このところ,競走馬の走りと騎手の動きについての考察を続けている.競走馬といえば,サラブレッドであって,現在の競馬業界ではサラブレッド以外の馬はどうやら出走していないらしい.しばらく前にはアラブ系の馬もちらほらと聞いたが,今はまったくサラブレッド一色とのこと.良い父親と良い母親の遺伝子を掛け合わせることで,代々血統によってウマは作られてきた.すべてのサラブレッドはたった3頭,現在ではほぼたった2頭の子孫らしいが,やはり血統は大事みたい.

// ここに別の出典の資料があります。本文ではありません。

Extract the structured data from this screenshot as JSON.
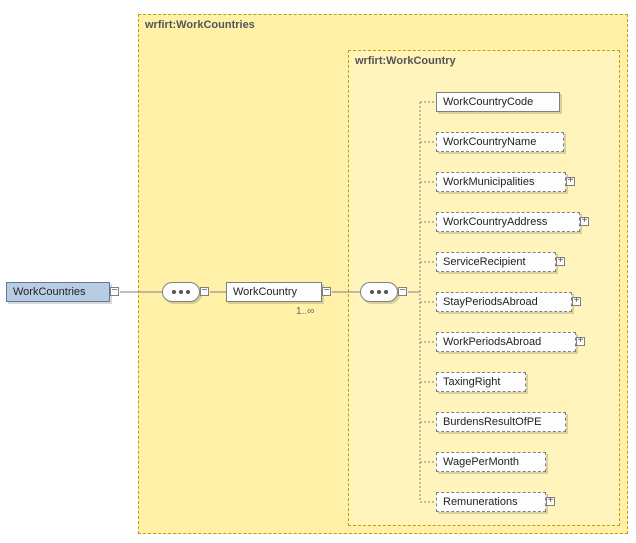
{
  "outerGroup": {
    "label": "wrfirt:WorkCountries"
  },
  "innerGroup": {
    "label": "wrfirt:WorkCountry"
  },
  "root": {
    "label": "WorkCountries"
  },
  "workCountry": {
    "label": "WorkCountry",
    "cardinality": "1..∞"
  },
  "children": [
    {
      "label": "WorkCountryCode",
      "optional": false,
      "expandable": false
    },
    {
      "label": "WorkCountryName",
      "optional": true,
      "expandable": false
    },
    {
      "label": "WorkMunicipalities",
      "optional": true,
      "expandable": true
    },
    {
      "label": "WorkCountryAddress",
      "optional": true,
      "expandable": true
    },
    {
      "label": "ServiceRecipient",
      "optional": true,
      "expandable": true
    },
    {
      "label": "StayPeriodsAbroad",
      "optional": true,
      "expandable": true
    },
    {
      "label": "WorkPeriodsAbroad",
      "optional": true,
      "expandable": true
    },
    {
      "label": "TaxingRight",
      "optional": true,
      "expandable": false
    },
    {
      "label": "BurdensResultOfPE",
      "optional": true,
      "expandable": false
    },
    {
      "label": "WagePerMonth",
      "optional": true,
      "expandable": false
    },
    {
      "label": "Remunerations",
      "optional": true,
      "expandable": true
    }
  ]
}
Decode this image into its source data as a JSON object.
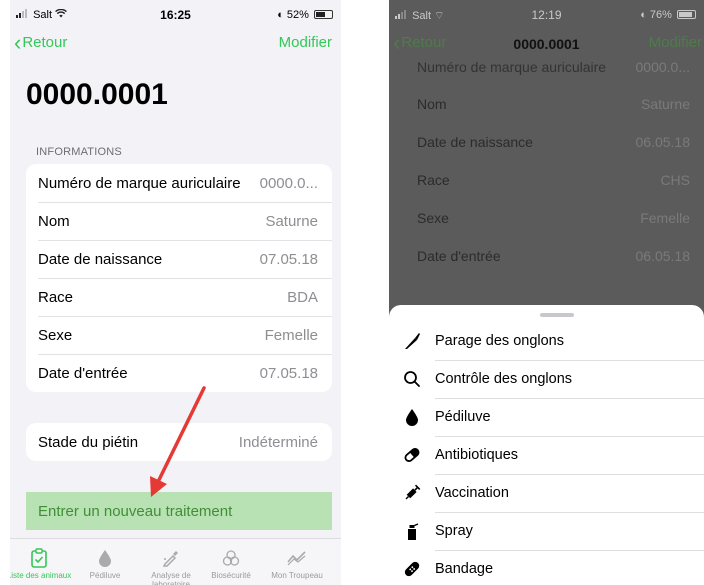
{
  "left": {
    "status": {
      "carrier": "Salt",
      "time": "16:25",
      "battery": "52%"
    },
    "nav": {
      "back": "Retour",
      "edit": "Modifier"
    },
    "title": "0000.0001",
    "section_header": "INFORMATIONS",
    "info_rows": [
      {
        "label": "Numéro de marque auriculaire",
        "value": "0000.0..."
      },
      {
        "label": "Nom",
        "value": "Saturne"
      },
      {
        "label": "Date de naissance",
        "value": "07.05.18"
      },
      {
        "label": "Race",
        "value": "BDA"
      },
      {
        "label": "Sexe",
        "value": "Femelle"
      },
      {
        "label": "Date d'entrée",
        "value": "07.05.18"
      }
    ],
    "stage": {
      "label": "Stade du piétin",
      "value": "Indéterminé"
    },
    "action": "Entrer un nouveau traitement",
    "tabs": [
      {
        "label": "Liste des animaux",
        "icon": "clipboard-check-icon"
      },
      {
        "label": "Pédiluve",
        "icon": "drop-icon"
      },
      {
        "label": "Analyse de laboratoire",
        "icon": "pipette-icon"
      },
      {
        "label": "Biosécurité",
        "icon": "biohazard-icon"
      },
      {
        "label": "Mon Troupeau",
        "icon": "trend-chart-icon"
      }
    ],
    "accent": "#34c759",
    "annotation_color": "#e53935"
  },
  "right": {
    "status": {
      "carrier": "Salt",
      "time": "12:19",
      "battery": "76%"
    },
    "nav": {
      "back": "Retour",
      "title": "0000.0001",
      "edit": "Modifier"
    },
    "cut_row": {
      "label": "Numéro de marque auriculaire",
      "value": "0000.0..."
    },
    "rows": [
      {
        "label": "Nom",
        "value": "Saturne"
      },
      {
        "label": "Date de naissance",
        "value": "06.05.18"
      },
      {
        "label": "Race",
        "value": "CHS"
      },
      {
        "label": "Sexe",
        "value": "Femelle"
      },
      {
        "label": "Date d'entrée",
        "value": "06.05.18"
      }
    ],
    "menu": [
      {
        "label": "Parage des onglons",
        "icon": "knife-icon"
      },
      {
        "label": "Contrôle des onglons",
        "icon": "search-icon"
      },
      {
        "label": "Pédiluve",
        "icon": "drop-icon"
      },
      {
        "label": "Antibiotiques",
        "icon": "pill-icon"
      },
      {
        "label": "Vaccination",
        "icon": "syringe-icon"
      },
      {
        "label": "Spray",
        "icon": "spray-icon"
      },
      {
        "label": "Bandage",
        "icon": "bandage-icon"
      }
    ]
  }
}
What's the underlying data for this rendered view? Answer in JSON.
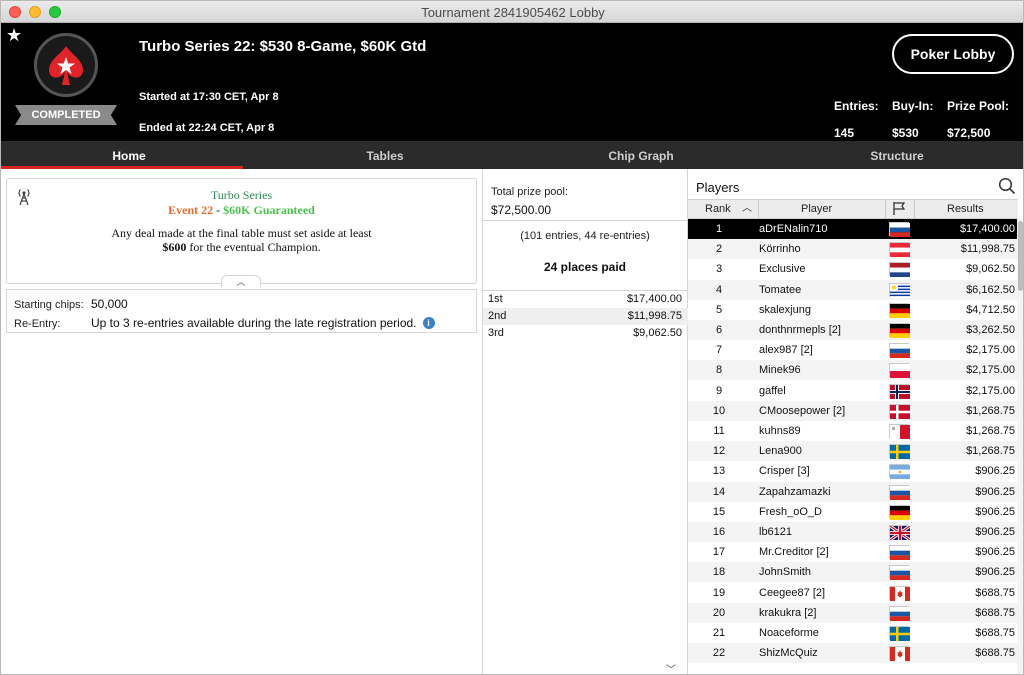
{
  "window": {
    "title": "Tournament 2841905462 Lobby"
  },
  "header": {
    "status": "COMPLETED",
    "tournament_name": "Turbo Series 22: $530 8-Game, $60K Gtd",
    "started": "Started at 17:30 CET, Apr 8",
    "ended": "Ended at 22:24 CET, Apr 8",
    "lobby_button": "Poker Lobby",
    "entries_label": "Entries:",
    "entries_value": "145",
    "buyin_label": "Buy-In:",
    "buyin_value": "$530",
    "prizepool_label": "Prize Pool:",
    "prizepool_value": "$72,500"
  },
  "tabs": [
    {
      "label": "Home",
      "active": true
    },
    {
      "label": "Tables",
      "active": false
    },
    {
      "label": "Chip Graph",
      "active": false
    },
    {
      "label": "Structure",
      "active": false
    }
  ],
  "home": {
    "series": "Turbo Series",
    "event": "Event 22",
    "dash": "-",
    "guarantee": "$60K Guaranteed",
    "deal_line1": "Any deal made at the final table must set aside at least",
    "deal_amount": "$600",
    "deal_line2": " for the eventual Champion.",
    "starting_chips_label": "Starting chips:",
    "starting_chips_value": "50,000",
    "reentry_label": "Re-Entry:",
    "reentry_value": "Up to 3 re-entries available during the late registration period."
  },
  "prize": {
    "total_label": "Total prize pool:",
    "total_value": "$72,500.00",
    "entries_note": "(101 entries, 44 re-entries)",
    "places_paid": "24 places paid",
    "payouts": [
      {
        "place": "1st",
        "amount": "$17,400.00"
      },
      {
        "place": "2nd",
        "amount": "$11,998.75"
      },
      {
        "place": "3rd",
        "amount": "$9,062.50"
      }
    ]
  },
  "players": {
    "title": "Players",
    "col_rank": "Rank",
    "col_player": "Player",
    "col_results": "Results",
    "rows": [
      {
        "rank": "1",
        "name": "aDrENalin710",
        "flag": "russia",
        "result": "$17,400.00"
      },
      {
        "rank": "2",
        "name": "Körrinho",
        "flag": "austria",
        "result": "$11,998.75"
      },
      {
        "rank": "3",
        "name": "Exclusive",
        "flag": "netherlands",
        "result": "$9,062.50"
      },
      {
        "rank": "4",
        "name": "Tomatee",
        "flag": "uruguay",
        "result": "$6,162.50"
      },
      {
        "rank": "5",
        "name": "skalexjung",
        "flag": "germany",
        "result": "$4,712.50"
      },
      {
        "rank": "6",
        "name": "donthnrmepls [2]",
        "flag": "germany",
        "result": "$3,262.50"
      },
      {
        "rank": "7",
        "name": "alex987 [2]",
        "flag": "russia",
        "result": "$2,175.00"
      },
      {
        "rank": "8",
        "name": "Minek96",
        "flag": "poland",
        "result": "$2,175.00"
      },
      {
        "rank": "9",
        "name": "gaffel",
        "flag": "norway",
        "result": "$2,175.00"
      },
      {
        "rank": "10",
        "name": "CMoosepower [2]",
        "flag": "denmark",
        "result": "$1,268.75"
      },
      {
        "rank": "11",
        "name": "kuhns89",
        "flag": "malta",
        "result": "$1,268.75"
      },
      {
        "rank": "12",
        "name": "Lena900",
        "flag": "sweden",
        "result": "$1,268.75"
      },
      {
        "rank": "13",
        "name": "Crisper [3]",
        "flag": "argentina",
        "result": "$906.25"
      },
      {
        "rank": "14",
        "name": "Zapahzamazki",
        "flag": "russia",
        "result": "$906.25"
      },
      {
        "rank": "15",
        "name": "Fresh_oO_D",
        "flag": "germany",
        "result": "$906.25"
      },
      {
        "rank": "16",
        "name": "lb6121",
        "flag": "uk",
        "result": "$906.25"
      },
      {
        "rank": "17",
        "name": "Mr.Creditor [2]",
        "flag": "russia",
        "result": "$906.25"
      },
      {
        "rank": "18",
        "name": "JohnSmith",
        "flag": "russia",
        "result": "$906.25"
      },
      {
        "rank": "19",
        "name": "Ceegee87 [2]",
        "flag": "canada",
        "result": "$688.75"
      },
      {
        "rank": "20",
        "name": "krakukra [2]",
        "flag": "russia",
        "result": "$688.75"
      },
      {
        "rank": "21",
        "name": "Noaceforme",
        "flag": "sweden",
        "result": "$688.75"
      },
      {
        "rank": "22",
        "name": "ShizMcQuiz",
        "flag": "canada",
        "result": "$688.75"
      }
    ]
  },
  "colors": {
    "accent_red": "#d7261e",
    "series_green": "#2e8b57",
    "event_orange": "#e46a2c",
    "guarantee_green": "#4cc04c",
    "info_blue": "#3b7fc4"
  }
}
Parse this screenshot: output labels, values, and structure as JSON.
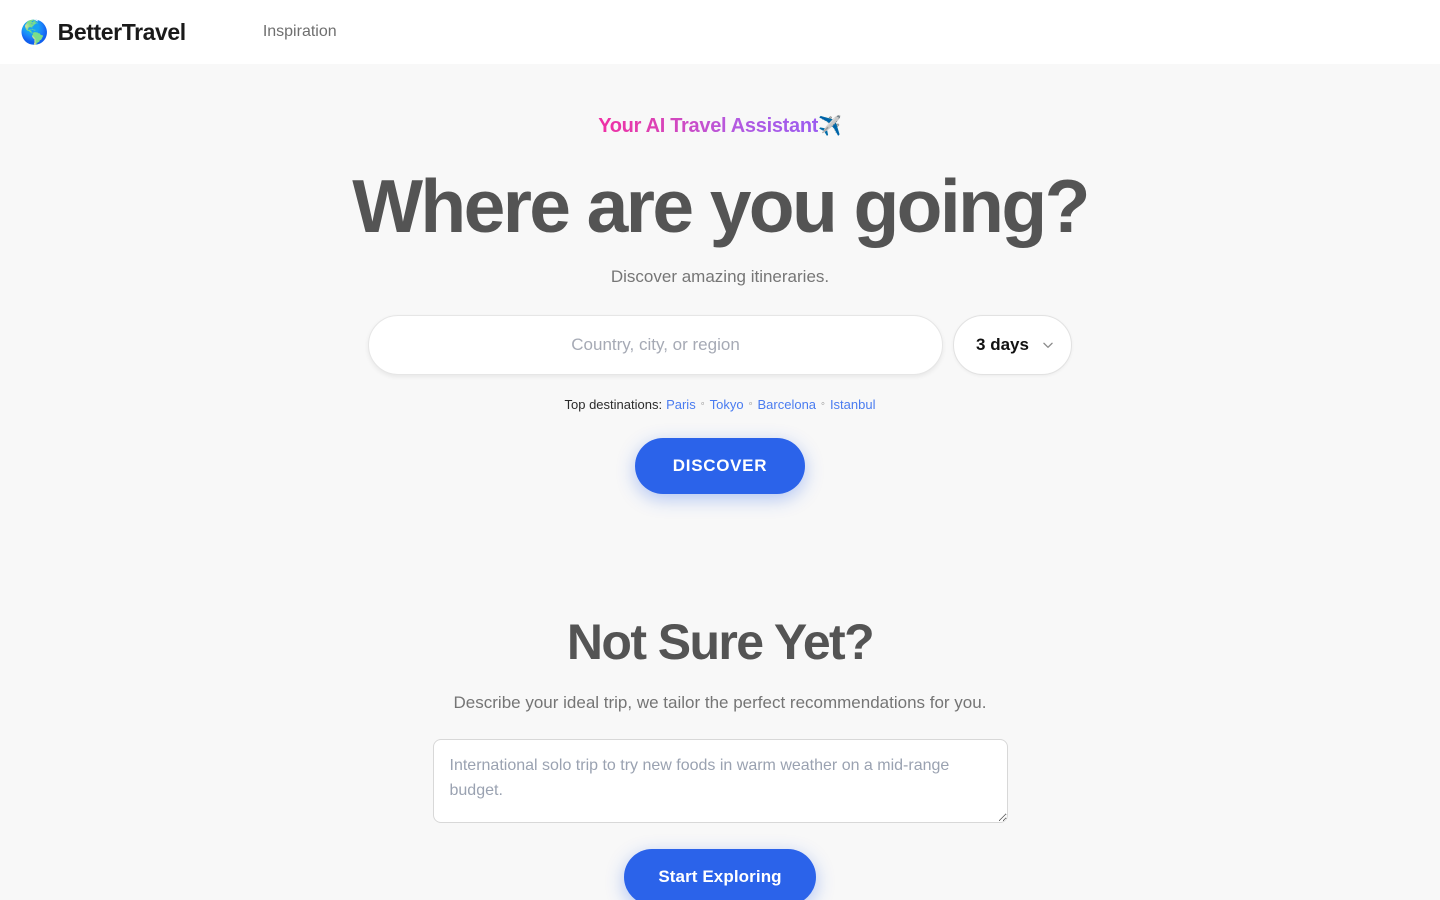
{
  "header": {
    "logo_icon": "globe-americas-icon",
    "logo_glyph": "🌎",
    "brand_name": "BetterTravel",
    "nav": [
      {
        "label": "Inspiration"
      }
    ]
  },
  "hero": {
    "tagline": "Your AI Travel Assistant",
    "tagline_emoji": "✈️",
    "tagline_gradient_from": "#f02fa5",
    "tagline_gradient_to": "#9b5cf0",
    "headline": "Where are you going?",
    "subhead": "Discover amazing itineraries.",
    "search": {
      "value": "",
      "placeholder": "Country, city, or region"
    },
    "duration": {
      "selected": "3 days",
      "icon": "chevron-down-icon",
      "options": [
        "3 days"
      ]
    },
    "top_destinations": {
      "label": "Top destinations:",
      "separator": "◦",
      "links": [
        "Paris",
        "Tokyo",
        "Barcelona",
        "Istanbul"
      ],
      "link_color": "#4a7cf0"
    },
    "discover_button": "DISCOVER"
  },
  "not_sure": {
    "heading": "Not Sure Yet?",
    "subhead": "Describe your ideal trip, we tailor the perfect recommendations for you.",
    "textarea": {
      "value": "",
      "placeholder": "International solo trip to try new foods in warm weather on a mid-range budget."
    },
    "explore_button": "Start Exploring"
  },
  "theme": {
    "accent": "#2b63ea",
    "page_bg": "#f8f8f8",
    "header_bg": "#ffffff",
    "heading_color": "#545454"
  }
}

競走馬の走りの研究に興味を覚えたのは今から14年前のある日のことであるが,その日以来アイデアと構想を温めていた折に,研究室にはいってきた無類のウマ好きの学生,松本拓也君によってそれが研究へと進むことになった.松本くんの卒論で,ウマの下肢のエネルギー生成に関して明らかにしたのは2012年のことで今から8年前.2年後の2014年にはウマの前肢と後肢には慣性パラメーター(質量,慣性モーメント)が大きく異なるのに1完歩周期は同じである,という不思議な現象を明らかにした.バイオメカニズム学会誌で松本くんが発表した.
こうしてウマ単体での研究は過去7年ほど細々と行ってきたが,今回は競走馬の走りと騎手の騎乗スタイルを研究対象にしての競走馬研究へのカムバックである.今度はさらに面白い,騎手の動きまでを含めた研究であり,歩行研究だけでは完結しない面白さがある.
話を報知新聞競馬欄に戻すと,解説ではメールのやりとりのほんの一部しか掲載されていないが,ウマの走りもヒトの走りと全く同じく,物理法則に従うわけなので,速く走る条件というものが存在する.記事ではそのうち前脚・後脚の脚の運びについてが掲載されている.
- 前脚は前に大きく振り出して着地しない
- 後脚は大きく前に振り出して着地する.
この2点は絶対に譲れない条件であり,これはヒトの走りでも共通である.ヒトだと前脚と後脚がないのだが,20年ほど前からすでに常識的に脚は前方に着地しない,というのが知られている.